Então saquemos a cortina só um pouco e olhemos a escuridão por atrás dela. Sim, Khadafi está completamente balhelhas, descabelado, um chanfrado ao nível de Ahmadinejad do Irão ou de Lieberman de Israel - que uma vez, a propósito, se pôs com baboseiras sobre como Mubarak podia «ir para o inferno», mas tremeu de medo quando Mubarak foi de facto atirado nessa direcção. E existe um elemento racista em tudo isto.

O Médio Oriente parece produzir estes pândegos – ao contrário da Europa, que nos últimos cem anos, só produziu Berlusconi, Mussolini, Estaline e aquele tipo baixinho que tinha sido cabo na infantaria da reserva do 16° regimento bávaro e que realmente ficou marado quando foi eleito chanceler em 1933 - mas agora estamos a voltar a limpar o Médio Oriente e podemos esquecer o nosso próprio passado colonial neste recreio. E por que não, quando Khadafi diz ao povo de Bengasi que «iremos 'zenga, zenga' (ruela a ruela), casa a casa, quarto a quarto». Sem dúvida isto é uma intervenção humanitária que é mesmo, mesmo, mesmo uma boa ideia. Ao fim e ao cabo não haverá «tropas no terreno».

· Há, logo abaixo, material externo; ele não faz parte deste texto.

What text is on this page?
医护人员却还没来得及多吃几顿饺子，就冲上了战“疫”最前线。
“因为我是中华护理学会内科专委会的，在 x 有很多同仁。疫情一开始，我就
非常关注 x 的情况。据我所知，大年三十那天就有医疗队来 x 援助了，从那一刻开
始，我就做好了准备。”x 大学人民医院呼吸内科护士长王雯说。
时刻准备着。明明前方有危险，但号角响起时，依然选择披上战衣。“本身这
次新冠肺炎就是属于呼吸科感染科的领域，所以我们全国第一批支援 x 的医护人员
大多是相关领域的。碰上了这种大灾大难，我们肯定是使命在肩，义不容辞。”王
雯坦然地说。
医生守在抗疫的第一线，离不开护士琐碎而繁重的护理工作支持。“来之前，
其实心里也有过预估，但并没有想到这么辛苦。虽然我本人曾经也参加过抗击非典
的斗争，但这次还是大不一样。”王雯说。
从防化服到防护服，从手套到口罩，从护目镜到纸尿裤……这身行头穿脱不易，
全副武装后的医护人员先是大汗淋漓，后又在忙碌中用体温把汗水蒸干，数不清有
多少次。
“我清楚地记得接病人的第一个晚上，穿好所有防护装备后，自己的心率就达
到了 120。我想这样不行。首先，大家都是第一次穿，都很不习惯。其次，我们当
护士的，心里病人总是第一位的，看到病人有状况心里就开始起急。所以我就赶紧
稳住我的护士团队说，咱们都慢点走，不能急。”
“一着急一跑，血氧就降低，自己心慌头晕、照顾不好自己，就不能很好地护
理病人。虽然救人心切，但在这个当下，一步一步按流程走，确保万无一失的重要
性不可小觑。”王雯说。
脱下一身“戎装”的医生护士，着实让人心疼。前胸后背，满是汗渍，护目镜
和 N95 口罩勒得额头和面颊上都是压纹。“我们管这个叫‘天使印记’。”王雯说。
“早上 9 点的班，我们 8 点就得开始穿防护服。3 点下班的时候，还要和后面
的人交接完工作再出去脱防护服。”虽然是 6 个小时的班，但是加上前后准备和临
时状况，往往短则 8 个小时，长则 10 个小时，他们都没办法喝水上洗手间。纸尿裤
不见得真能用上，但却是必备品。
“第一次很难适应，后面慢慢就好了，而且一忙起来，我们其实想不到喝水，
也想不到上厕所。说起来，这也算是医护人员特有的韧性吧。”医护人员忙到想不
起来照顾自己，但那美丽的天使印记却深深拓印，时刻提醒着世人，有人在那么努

Claro, se esta revolução fosse reprimida com violência, digamos, na Mauritânia, não creio que exigíssemos zonas de exclusão aérea. Nem na Costa do Marfim, já agora. Nem em nenhum outro sítio da África que não tivesse depósitos de petróleo, gás ou minerais ou não tivesse importância na nossa protecção a Israel, esta última sendo a verdadeira razão porque nos preocupamos tanto com o Egipto.

Eis portanto algumas coisas que poderiam dar mau resultado, um olhar de viés desses morcegos ainda no ninho, no interior brilhante e húmido desse caixão. Suponhamos que Khadafi se agarra com todas as forças a Trípoli e que britânicos, franceses e americanos abatem todos os seus aviões, rebentam com todos os seus aeroportos, atacam as suas baterias de veículos blindados e mísseis e ele simplesmente não desaparece. Reparei na quinta-feira, pouco antes da votação na ONU, que o Pentágono começava a dar instruções aos jornalistas sobre os perigos de toda a questão; que podia levar «dias» só a instalar uma zona de exclusão aérea.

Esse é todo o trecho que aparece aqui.